Más específicamente, si tenés Mercurio retro en tu carta natal, es probable que sientas que la temporada de Mercurio retro es afín a tu naturaleza interna. Que estás en tu salsa, bah. Que tu tiempo interno coincide con el tiempo del mundo. Si no tenés Mercurio retro en tu carta, además de la aparición de personas del pasado tanto física como mentalmente, puede ser un gran momento para que termines de procesar cosas que hace tiempo están dando vueltas pero no podés tomar una decisión o no terminás de entender por qué pasó lo que pasó. Los manuales de astrología suelen decir que revises bien los contratos antes de firmarlos y que, si algo se demora, aproveches ese tiempo para ver cómo lo podés aprovechar. Tal vez te des cuenta de cosas que en otros momentos no hubieras podido percibir, producto del acelere con el que vivimos, donde todo tiene que ser ya ya ya. 

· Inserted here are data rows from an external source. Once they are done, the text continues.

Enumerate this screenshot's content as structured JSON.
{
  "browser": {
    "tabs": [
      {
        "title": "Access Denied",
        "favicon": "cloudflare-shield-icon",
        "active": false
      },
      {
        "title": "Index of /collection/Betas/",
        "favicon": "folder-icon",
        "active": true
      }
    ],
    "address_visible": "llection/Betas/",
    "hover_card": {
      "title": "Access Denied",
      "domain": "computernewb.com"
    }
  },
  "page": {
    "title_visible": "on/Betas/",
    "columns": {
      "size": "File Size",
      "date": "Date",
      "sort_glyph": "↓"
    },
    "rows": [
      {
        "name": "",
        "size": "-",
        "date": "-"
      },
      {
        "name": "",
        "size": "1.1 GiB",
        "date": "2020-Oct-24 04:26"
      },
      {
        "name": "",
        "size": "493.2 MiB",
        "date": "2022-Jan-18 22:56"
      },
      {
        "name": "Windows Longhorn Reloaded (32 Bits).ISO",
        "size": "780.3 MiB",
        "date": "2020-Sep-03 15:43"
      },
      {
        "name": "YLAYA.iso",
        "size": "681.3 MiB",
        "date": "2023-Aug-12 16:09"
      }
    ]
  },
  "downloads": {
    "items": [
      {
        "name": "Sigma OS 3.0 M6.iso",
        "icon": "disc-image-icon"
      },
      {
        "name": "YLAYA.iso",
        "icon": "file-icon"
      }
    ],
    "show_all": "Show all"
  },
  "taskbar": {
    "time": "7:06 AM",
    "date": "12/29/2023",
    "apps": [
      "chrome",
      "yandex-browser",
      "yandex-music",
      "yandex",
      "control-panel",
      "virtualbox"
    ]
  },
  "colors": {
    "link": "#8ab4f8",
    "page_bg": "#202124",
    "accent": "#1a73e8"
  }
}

Como para ir cerrando, hay una particularidad sobre el año 2021. Este año las retrogradaciones de Mercurio son en signos de aire: en Acuario, en Géminis y en Libra. El elemento aire está vinculado al mundo de las ideas. Entonces, las retrogradaciones de Mercurio son un gran momento para revisar nuestra forma de comunicarnos con el otre, si queremos imponer nuestras ideas o estamos abiertxs a la diferencia de opinión, si nos dejamos atravesar por otras perspectivas o estamos convencidxs de que tenemos la posta, si nuestras ideas están buenísimas pero no sabemos cómo concretarlas, si estamos siendo rígidxs en nuestras formas de pensar, o bien si somos muy barriletes y no podemos profundizar en nada. El 2021 tiene como desafío ser flexibles y abrir nuestras mentes a otras formas de pensar y ver el mundo, pero sin perder un norte. Si te rigidizás, perdés. Pero si sos muy cuelgue y laxa, también. Ahora ya sabés.

Bueno, gracias por haber llegado hasta acá y por compartir este pódcast en tus redes sociales. Un abrazo.